You speak a lot about making sure your ancestors are alive and present within everything you do. What advice do you have for anyone who wants to be intune with their ancestors but doesn’t know how? What should be the first thing they do?
I would try to read any sort of family history you have, and then if you don’t know your family history, which is a lot of us, just go read some Audre Lorde, James Baldwin, or Toni Morrison. They are our collective ancestors. Ida B. Wells, Fannie Lou Hammer, all of these people who had the privilege to write what they were experiencing and their feelings. I think it’s so important to get connected in that way. I also think it’s important to go to places that we have been. Wall Street is an African burial site. The city of New York is built over the African burial site, and I was actually diagnosed on Wall Street. Whenever I go there I feel held. Whenever I go to New Orleans I feel held. Oakland, Baltimore City, Miami, Atlanta all of these very black ass cities—we’ve been everywhere! Tulsa fucking Oklahoma! I know that we are there, and it feels good to read about. Oh we traveled through here and that Great Migration went through here. That’s fucking tight, but where are the black people? Everywhere I go I’m looking. Where are the black people? I’m always asking that question. In looking for ancestors and considering ancestors, I think it’s important for us who think about ancestors often to know that some of our ancestors were fucked and that they had some fucked up politics. They weren’t here for the revolution and definetly not no fucking freedom. They may have been here to just survive. But we are fucking dope, and I think it’s just important that we honor who we are in the ways that we know how.

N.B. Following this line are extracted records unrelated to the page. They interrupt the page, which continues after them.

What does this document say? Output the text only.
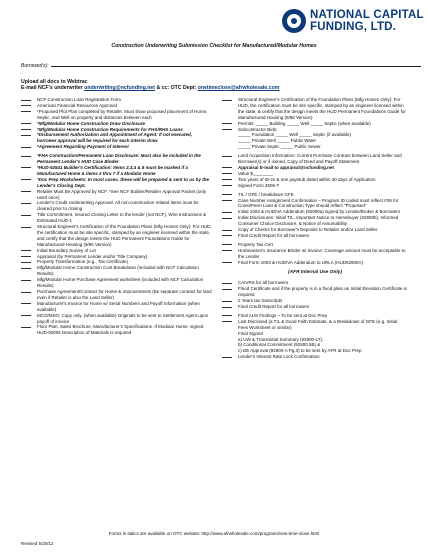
NATIONAL CAPITAL
FUNDING, LTD.
Construction Underwriting Submission Checklist for Manufactured/Modular Homes
Borrower(s):
Upload all docs to Webtrac
E-mail NCF’s underwriter underwriting@ncfunding.net & cc: OTC Dept: onetimeclose@afrwholesale.com
NCF Construction Loan Registration Form
American Financial Resources Approval
*Proposed Plot Plan completed by Retailer. Must show proposed placement of Home, Septic, and Well on property and distances between each
*Mfg/Modular Home Construction Draw Disclosure
*Mfg/Modular Home Construction Requirements for FHA/RHS Loans
*Disbursement Authorization and Appointment of Agent: If not executed, borrower approval will be required for each interim draw
*Agreement Regarding Payment of Interest
*FHA Construction/Permanent Loan Disclosure: Must also be included in the Permanent Lender's HUD Case Binder
*HUD-92541 Builder's Certification: Items 2,3,4 & 8 must be marked if a Manufactured Home & items 2 thru 7 if a Modular Home
*Doc Prep Worksheets: In most cases, these will be prepared & sent to us by the Lender's Closing Dept.
Retailer Must Be Approved by NCF. *See NCF Builder/Retailer Approval Packet (only need once)
Lender's Credit Underwriting Approval. All non-construction related items must be cleared prior to closing
Title Commitment, Insured Closing Letter to the lender (not NCF), Wire Instructions & Estimated HUD-1
Structural Engineer's Certification of the Foundation Plans (Mfg Homes Only): For HUD, the certification must be site specific, stamped by an engineer licensed within the state, and certify that the design meets the HUD Permanent Foundations Guide for Manufactured Housing (9/96 Version)
Initial Boundary Survey of Lot
Appraisal (by Permanent Lender and/or Title Company)
Property Transformation (e.g., Tax Certificate)
Mfg/Modular Home Construction Cost Breakdown (included with NCF Calculation Results)
Mfg/Modular Home Purchase Agreement worksheet (included with NCF Calculation Results)
Purchase Agreement/Contract for Home & Improvements (Be separate contract for land even if Retailer is also the Land Seller)
Manufacturer's Invoice for Home w/ Serial Numbers and Payoff Information (when available)
MCO/MSO: Copy only. (when available) Originals to be sent to Settlement Agent upon payoff of invoice
Floor Plan, Sales Brochure, Manufacturer's Specifications. If Modular Home, signed HUD-92005 Description of Materials is required
Structural Engineer's Certification of the Foundation Plans (Mfg Homes Only): For HUD, the certification must be site specific, stamped by an engineer licensed within the state, & certify that the design meets the HUD Permanent Foundations Guide for Manufactured Housing (9/96 Version)
Permits: _____ Building _____ Well _____ Septic (when available)
Subcontractor Bids:
_____ Foundation _____ Well _____ Septic (if available)
_____ Private Well _____ Public Water
_____ Private Septic _____ Public Sewer
Land Acquisition Information: Current Purchase Contract between Land Seller and Borrower(s) or if owned, Copy of Deed and Payoff Statement
Appraisal E-mail to appraisal@ncfunding.net
Value $________
Two years of W-2s & one paystub dated within 30 days of Application
Signed Form 4506-T
TIL / GFE / breakdown GFE
Case Number Assignment Confirmation – Program ID coded must reflect #36 for Const/Perm Loan & Construction Type should reflect "Proposed"
Initial 1003 & HUD/VA Addendum (92900a) signed by Lender/Broker & Borrowers
Initial Disclosures: Initial TIL, Important Notice to Homebuyer (92900b), Informed Consumer Choice Disclosure, & Notice of Assumability
Copy of Checks for Borrower's Deposits to Retailer and/or Land Seller
Final Credit Report for all borrowers
Property Tax Cert
Homeowner's Insurance Binder w/ Invoice: Coverage amount must be acceptable to the Lender
Final Form 1003 & HUD/VA Addendum to URLA (HUD92900A)
(AFR Internal Use Only)
CAIVRS for all borrowers
Flood Certificate and if the property is in a flood plain an Initial Elevation Certificate is required
2 Years tax transcripts
Final Credit Report for all borrowers
Final AUS Findings – To be sent at Doc Prep
Last Disclosed (a TIL & Good Faith Estimate, & a Breakdown of GFE (e.g. Initial Fees Worksheet or similar)
Final Signed
a) UW & Transmittal Summary (92900-LT),
b) Conditional Commitment (92800.5B) &
c) DE Approval (92900-A Pg.3) to be sent by AFR at Doc Prep
Lender's Interest Rate Lock Confirmation
Forms in italics are available on OTC website: http://www.afrwholesale.com/programs/one-time-close.html
Revised 5/20/12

What do you aspire your legacy or imprint on the world to be?
Oh wow, I just want to make a difference. I don’t even really care if people really know my name or not. I just want a difference to be made. Like oh yeah black queer people can get breast cancer, great. Sex education needs to be in school, fantastic. Gender is not binary, great. I want to take myself away, and that’s really hard to do. That’s something that I’m working on by taking myself away and being less self important and solely focusing on what is needed. What needs to be put out into the world? Maybe a little less Ericka and more shifting of systems.